Traveling as part of a tour group can be a blast. With so many companies these days offering an extensive variety of tours, there is bound to be a tour out there to suit your wants and desires. Traveling as part of a tour group, however, isn’t for everyone. Like all other modes of travel, it has its pros and cons.
Before you decide to go ahead and book your spot in a tour group, have a think about what it is you want to get out of your trip, and whether or not joining a tour will help you achieve this. The following list of pros and cons come from my own experience as part of a tour, and will help you get an idea on whether traveling in a tour group is for you or not.
Pro 1 – Travel Stress Free
This seems like the most obvious pro of joining a tour group. Whether you are unsure on how to go about planning and booking your own adventure, or you’re simply after a stress free trip, tour companies have got you covered. They make the decisions, so that you don’t have to. They do the planning, leaving you free to sit back and enjoy the ride. While some get a kick out of planning their own adventures, others enjoy being able to see the sights without worrying about how to get from A to B, and everything in between.
Pro 2 – Friends for Life!
I can guarantee you, that at the end of your tour, you’ll have made some pretty solid connections. You’ll be having experiences of a lifetime, and being able to share these experiences and new impressions with others will bond you in a way which nothing else can. When you spend eight hours on a bus together every other day, and all your free time together roaming unfamiliar streets, you’ll get to know your other tour buddies pretty well.
Pro 3 – Once in a Lifetime Opportunities
Tour groups have their connections, and often strike deals with other companies which give you the opportunity to experience things you wouldn’t normally think of doing as an independent traveller. In my experience on a 28-day tour of Europe, I had the chance to go paragliding in a remote Austrian valley, spend a day on a boat visiting secluded beaches in Greece, and overnight in an old chateau in the French countryside. While such activities can be done as a solo traveller as well, doing them as part of a tour group often means you get to have these experiences for bargain prices, and it is less of a logistical headache to organise.
Con 1 – Say goodbye to freedom
My biggest issue with traveling as part of a tour group was having to stick to a schedule.

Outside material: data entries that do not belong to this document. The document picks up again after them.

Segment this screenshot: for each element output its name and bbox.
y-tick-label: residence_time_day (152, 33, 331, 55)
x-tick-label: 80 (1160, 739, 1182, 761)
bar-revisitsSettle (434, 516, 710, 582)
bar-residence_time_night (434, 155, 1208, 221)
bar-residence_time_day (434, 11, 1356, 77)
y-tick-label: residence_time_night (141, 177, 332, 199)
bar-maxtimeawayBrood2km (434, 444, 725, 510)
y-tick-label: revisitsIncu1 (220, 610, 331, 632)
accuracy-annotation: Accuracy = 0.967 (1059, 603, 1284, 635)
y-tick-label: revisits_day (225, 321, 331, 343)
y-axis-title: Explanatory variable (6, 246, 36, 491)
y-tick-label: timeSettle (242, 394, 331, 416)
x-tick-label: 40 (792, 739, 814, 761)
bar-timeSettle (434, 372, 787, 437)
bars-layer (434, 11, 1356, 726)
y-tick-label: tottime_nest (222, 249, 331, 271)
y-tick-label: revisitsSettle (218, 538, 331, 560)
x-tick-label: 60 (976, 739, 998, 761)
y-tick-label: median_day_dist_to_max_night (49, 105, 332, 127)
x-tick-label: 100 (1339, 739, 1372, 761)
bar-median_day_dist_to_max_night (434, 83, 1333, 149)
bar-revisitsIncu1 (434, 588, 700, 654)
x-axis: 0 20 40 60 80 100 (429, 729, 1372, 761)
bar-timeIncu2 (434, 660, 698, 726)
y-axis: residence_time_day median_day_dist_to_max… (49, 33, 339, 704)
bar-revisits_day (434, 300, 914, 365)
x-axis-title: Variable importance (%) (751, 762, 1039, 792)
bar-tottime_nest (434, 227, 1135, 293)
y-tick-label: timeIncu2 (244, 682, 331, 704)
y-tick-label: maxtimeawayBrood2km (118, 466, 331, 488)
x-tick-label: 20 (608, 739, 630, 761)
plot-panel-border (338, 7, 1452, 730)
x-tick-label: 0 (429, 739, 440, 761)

There were days where I just didn’t want to get on that bus at 7am, and I got pretty cranky when our on-the-road pit stops interfered with my nice bus ride naps. While schedules mean that there are less decisions to be made alone, there is also beauty in being able to go where you want, when you want, and how you want to. Some tour groups offer some degree of freedom, with optional extra activities available. But for someone who enjoys independence and moving at their own pace, traveling in a tour group may not be the way to go.
Con 2 – Clicky-ness
Regardless of age, unfortunately, clicks are bound to form, and you aren’t going to get on as a merry bunch of travellers 100 percent of the time. When you spend all day every day together, clicks are inevitable, and groups will form. There will be personalities that get on your nerves, although this will happen regardless of how you choose to travel. When you join a tour group, there is no choosing who you travel with, and this can either work out amazingly or personalities can clash. That’s a risk you just have to take!
Con 3 – Lack of individual experience
Maybe for some people this isn’t so important, but you can be sure that when you retell your travel stories, there is less of an original flavour to them. There will be thousands of others who have been carted around on the same route that you’ve been on, doing the same activities, and eating the same food. But this doesn’t have to be a con, and depends what is important to you as a traveller! As an individual, your experience is always unique in it’s own way.